The mill was originally seeking a financing arrangement worth $50 million. However, that was reduced to an initial instalment of $15 million in the face of opposition by the provincial government and other parties. Lawyers for the mill will have to return to court to apply to access further capital and be able to prove the company has made meaningful progress toward restructuring and environmental cleanup requirements.
The Nova Scotia government opposed the entire arrangement for a variety of factors, not the least of which is because the financing agreement means they are bumped down the line in terms of preferred creditors, behind the new lenders.
Mill owes N.S. government $85M
The mill owes the government $85 million and lawyers for the province expressed concern that the arrangement could lead to the government not getting its money and losing a position of strength in any future legal dealings with the mill. The company has talked openly in court documents about exploring its legal options after its lease on the Boat Harbour effluent treatment facility was ended 10 years early.

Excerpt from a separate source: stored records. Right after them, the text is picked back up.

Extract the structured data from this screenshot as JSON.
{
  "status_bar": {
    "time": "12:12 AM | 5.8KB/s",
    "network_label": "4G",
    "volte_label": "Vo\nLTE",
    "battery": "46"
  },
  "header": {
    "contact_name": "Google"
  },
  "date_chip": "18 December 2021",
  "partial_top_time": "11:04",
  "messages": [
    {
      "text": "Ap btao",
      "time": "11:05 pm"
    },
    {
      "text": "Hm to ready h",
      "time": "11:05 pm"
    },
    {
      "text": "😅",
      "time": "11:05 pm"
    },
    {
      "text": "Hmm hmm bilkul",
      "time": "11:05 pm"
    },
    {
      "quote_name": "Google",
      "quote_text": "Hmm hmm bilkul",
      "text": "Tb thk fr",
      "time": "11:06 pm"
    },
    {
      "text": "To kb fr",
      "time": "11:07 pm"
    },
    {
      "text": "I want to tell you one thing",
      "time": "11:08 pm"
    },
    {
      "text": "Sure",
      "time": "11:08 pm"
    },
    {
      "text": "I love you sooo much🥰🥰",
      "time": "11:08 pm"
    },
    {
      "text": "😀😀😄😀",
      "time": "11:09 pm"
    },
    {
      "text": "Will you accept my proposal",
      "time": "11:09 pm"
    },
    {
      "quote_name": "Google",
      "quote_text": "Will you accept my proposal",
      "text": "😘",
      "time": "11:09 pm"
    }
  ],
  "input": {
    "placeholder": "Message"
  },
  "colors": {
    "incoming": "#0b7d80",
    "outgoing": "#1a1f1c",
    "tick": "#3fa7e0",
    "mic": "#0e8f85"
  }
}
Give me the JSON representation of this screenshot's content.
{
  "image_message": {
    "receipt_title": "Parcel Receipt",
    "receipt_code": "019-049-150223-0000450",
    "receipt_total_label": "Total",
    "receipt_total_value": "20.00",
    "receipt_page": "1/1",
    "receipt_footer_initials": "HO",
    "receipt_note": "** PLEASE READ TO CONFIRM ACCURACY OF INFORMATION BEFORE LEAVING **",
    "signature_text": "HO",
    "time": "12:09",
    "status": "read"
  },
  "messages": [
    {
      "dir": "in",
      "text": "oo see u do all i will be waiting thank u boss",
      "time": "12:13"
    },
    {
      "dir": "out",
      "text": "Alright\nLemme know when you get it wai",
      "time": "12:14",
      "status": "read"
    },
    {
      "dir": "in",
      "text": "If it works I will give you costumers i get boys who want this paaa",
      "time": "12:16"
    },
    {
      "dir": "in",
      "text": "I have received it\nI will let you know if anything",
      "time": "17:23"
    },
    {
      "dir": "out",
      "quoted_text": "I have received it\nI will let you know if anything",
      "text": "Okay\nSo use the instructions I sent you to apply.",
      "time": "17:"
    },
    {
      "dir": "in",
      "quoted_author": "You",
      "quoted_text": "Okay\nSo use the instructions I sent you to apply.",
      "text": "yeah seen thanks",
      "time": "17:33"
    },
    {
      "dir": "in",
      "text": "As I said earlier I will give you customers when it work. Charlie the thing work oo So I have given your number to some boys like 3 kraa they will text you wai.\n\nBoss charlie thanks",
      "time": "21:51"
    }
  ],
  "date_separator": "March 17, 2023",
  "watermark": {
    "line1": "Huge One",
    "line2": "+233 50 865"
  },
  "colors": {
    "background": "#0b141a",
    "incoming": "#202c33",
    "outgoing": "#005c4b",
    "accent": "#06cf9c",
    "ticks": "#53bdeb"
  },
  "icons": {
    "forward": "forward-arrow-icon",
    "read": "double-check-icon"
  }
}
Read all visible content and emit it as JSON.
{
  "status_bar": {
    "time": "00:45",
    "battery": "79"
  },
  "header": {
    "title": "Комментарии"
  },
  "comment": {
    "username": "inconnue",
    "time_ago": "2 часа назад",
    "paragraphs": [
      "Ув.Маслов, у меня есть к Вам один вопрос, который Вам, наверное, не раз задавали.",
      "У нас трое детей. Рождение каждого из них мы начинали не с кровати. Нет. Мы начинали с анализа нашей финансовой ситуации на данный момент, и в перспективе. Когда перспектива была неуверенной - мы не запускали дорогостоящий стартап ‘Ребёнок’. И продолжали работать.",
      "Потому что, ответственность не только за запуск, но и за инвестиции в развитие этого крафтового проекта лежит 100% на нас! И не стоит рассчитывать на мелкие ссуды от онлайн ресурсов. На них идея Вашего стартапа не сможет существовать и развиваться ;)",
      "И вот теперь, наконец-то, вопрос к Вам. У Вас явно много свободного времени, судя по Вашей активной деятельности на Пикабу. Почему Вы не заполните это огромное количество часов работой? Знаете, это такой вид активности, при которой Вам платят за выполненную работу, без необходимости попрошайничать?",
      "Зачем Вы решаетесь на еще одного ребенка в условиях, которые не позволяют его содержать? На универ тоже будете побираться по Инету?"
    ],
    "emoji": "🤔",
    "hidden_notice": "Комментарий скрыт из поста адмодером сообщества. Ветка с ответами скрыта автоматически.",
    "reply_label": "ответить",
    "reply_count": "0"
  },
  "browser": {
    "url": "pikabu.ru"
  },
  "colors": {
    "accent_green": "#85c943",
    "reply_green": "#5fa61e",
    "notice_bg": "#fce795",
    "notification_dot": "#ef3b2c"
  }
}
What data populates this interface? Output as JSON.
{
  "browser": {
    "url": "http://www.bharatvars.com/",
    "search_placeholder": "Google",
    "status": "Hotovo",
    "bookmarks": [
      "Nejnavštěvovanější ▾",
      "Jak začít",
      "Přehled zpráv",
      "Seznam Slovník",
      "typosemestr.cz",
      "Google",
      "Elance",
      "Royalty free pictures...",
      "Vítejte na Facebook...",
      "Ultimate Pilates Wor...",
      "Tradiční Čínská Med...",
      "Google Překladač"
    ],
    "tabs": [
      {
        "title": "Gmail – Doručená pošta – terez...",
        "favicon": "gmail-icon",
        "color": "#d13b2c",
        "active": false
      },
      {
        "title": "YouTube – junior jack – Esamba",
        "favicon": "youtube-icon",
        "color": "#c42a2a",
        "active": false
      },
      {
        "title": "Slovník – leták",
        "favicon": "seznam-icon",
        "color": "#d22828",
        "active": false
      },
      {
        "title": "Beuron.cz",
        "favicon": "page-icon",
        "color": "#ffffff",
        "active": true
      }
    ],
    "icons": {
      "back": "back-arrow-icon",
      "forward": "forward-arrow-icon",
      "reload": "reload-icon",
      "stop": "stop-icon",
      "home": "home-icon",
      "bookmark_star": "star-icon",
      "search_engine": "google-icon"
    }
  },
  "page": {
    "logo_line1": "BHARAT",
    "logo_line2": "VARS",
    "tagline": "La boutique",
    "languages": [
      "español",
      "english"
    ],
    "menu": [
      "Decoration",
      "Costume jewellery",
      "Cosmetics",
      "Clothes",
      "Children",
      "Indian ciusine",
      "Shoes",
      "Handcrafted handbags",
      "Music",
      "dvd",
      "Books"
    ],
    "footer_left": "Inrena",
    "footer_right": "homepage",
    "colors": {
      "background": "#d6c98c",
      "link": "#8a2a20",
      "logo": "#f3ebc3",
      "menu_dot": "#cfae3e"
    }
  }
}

One ask the judge did not approve was pre-filing claims, including for retirees and mill workers that were laid off after Northern Pulp shut down at the end of January. They are owed a little less than $2 million.
A lawyer for the unionized workers asked the court to consider the economic climate in Pictou County following the closure of the mill and allow the mill to use some of its new financing to pay the outstanding balance on severance costs and retiree benefits to former mill employees. All parties involved in the proceeding — including the mill and its parent — supported the ask, with the exception of the provincial government, which was opposed to any non-secured creditors being paid.
Salary continuation for people still working at the mill was approved.